Not only are Y chromosomes relatively small, they also show surprisingly low levels of genetic diversity. So is the Y chromosome genetically indolent, destined to fade away, towing its diminishing horde of unimportant genes to oblivion? On the contrary: According to a new genetic analysis, the lack of variation exhibited by the Y chromosome reflects intense natural selection—a winnowing process that has removed harmful mutations. In this process, the Y chromosome has been pared down to its essentials. The Y chromosome, it appears, is here to stay, since natural selection is acting to maintain its gene content, much of which has been shown to play a role in male fertility.
This finding emerged from a comparison of Y chromosomes in eight African and eight European men. The comparison, conducted by scientists at UC-Berkeley, revealed patterns of variation that challenged common expectations.
“Y chromosomes are more similar to each other than we expect,” said Melissa A. Wilson Sayres, Ph.D., who led the new analysis. “There has been some debate about whether this is because there are fewer males contributing to the next generation, or whether natural selection is acting to remove variation.”
The scientists described how they explored these possibilities in a paper published January 9 in PLOS Genetics, in an article entitled “Natural Selection Reduced Diversity on Human Y Chromosomes.” As the title indicates, the authors found that a kind of purifying selection best explained the Y chromosome’s pattern of variation.
In summarizing their findings, the authors wrote: “Because there is no recombination across most of the Y chromosome all sites on the Y are effectively linked together. Thus, selection acting on any one site will affect all sites on the Y indirectly. Here, studying the X, Y, autosomal and mitochondrial DNA, in combination with population genetic simulations, we show that low observed Y chromosome variability is consistent with models of purifying selection removing deleterious mutations and linked variation, although positive selection may also be acting.”
The researchers found that all 27 genes on the Y chromosome—the 17 that humans retain after 200 million years of evolutionary history, and 10 more recently acquired but poorly understood genes—are likely affected by natural selection. Most of the newer genes, called ampliconic genes, are present in multiple copies on the chromosome, and loss of one or more copies has been linked to male infertility.
“These ampliconic regions that we haven’t really understood until now are evidently very important and probably should be investigated and studied for fertility,” said Dr. Wilson Sayres.
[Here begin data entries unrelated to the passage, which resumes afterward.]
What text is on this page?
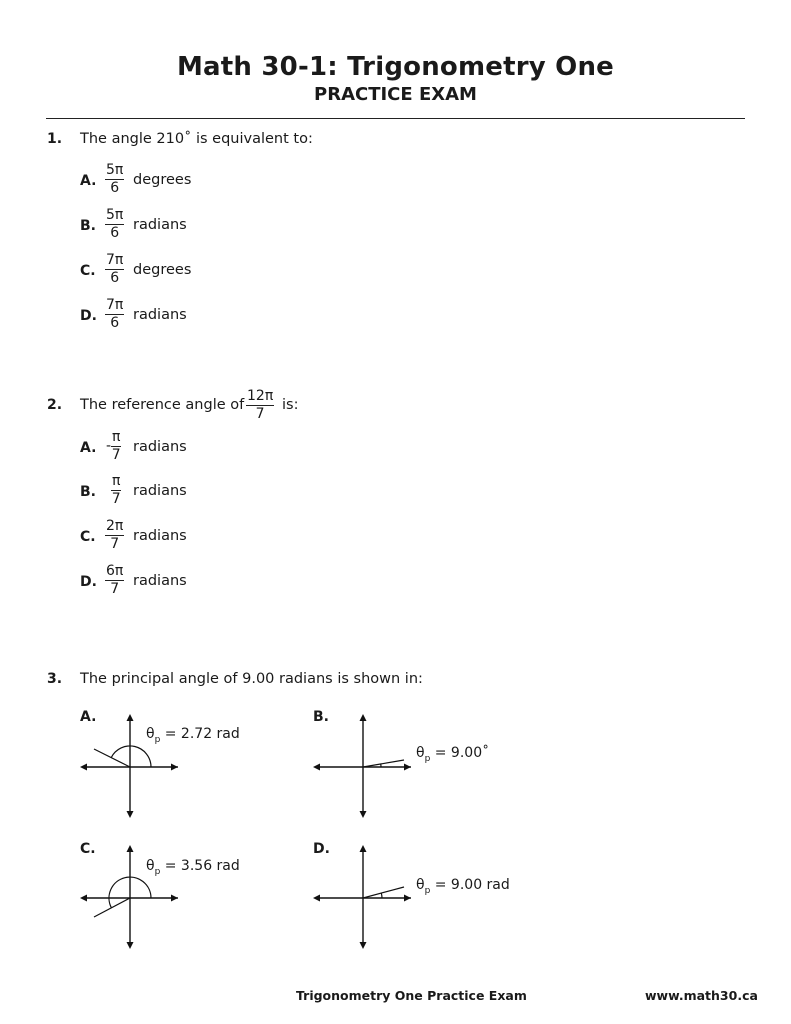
Math 30-1: Trigonometry One
PRACTICE EXAM
1. The angle 210˚ is equivalent to:
A. $\frac{5\pi}{6}$ degrees
B. $\frac{5\pi}{6}$ radians
C. $\frac{7\pi}{6}$ degrees
D. $\frac{7\pi}{6}$ radians
2. The reference angle of $\frac{12\pi}{7}$ is:
A. - $\frac{\pi}{7}$ radians
B. $\frac{\pi}{7}$ radians
C. $\frac{2\pi}{7}$ radians
D. $\frac{6\pi}{7}$ radians
3. The principal angle of 9.00 radians is shown in:
A.
$\theta_p = 2.72$ rad
B.
$\theta_p$ = 9.00˚
C.
$\theta_p = 3.56$ rad
D.
$\theta_p = 9.00$ rad
Trigonometry One Practice Exam	www.math30.ca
Dr. Wilson Sayres was able to precisely measure Y variability because for the first time she compared variation on a person’s Y chromosome with variation on that person’s other 22 chromosomes (called autosomes), the X chromosome and the mitochondrial DNA. She used whole genome data from 16 men whose DNA had been sequenced by the Mountain View-based company Complete Genomics.
Cross-population studies of variation in the Y chromosome are in their infancy, she said, noting that of the more than 36 mammalian genomes sequenced to date, complete Y chromosomes are only available for three. Most of the 1,000+ human genomes already sequenced do not have sufficiently accurate coverage of the Y to make this type of comparison among individuals, but advances in technology to better characterize DNA will facilitate future analyses of the Y chromosome, she said.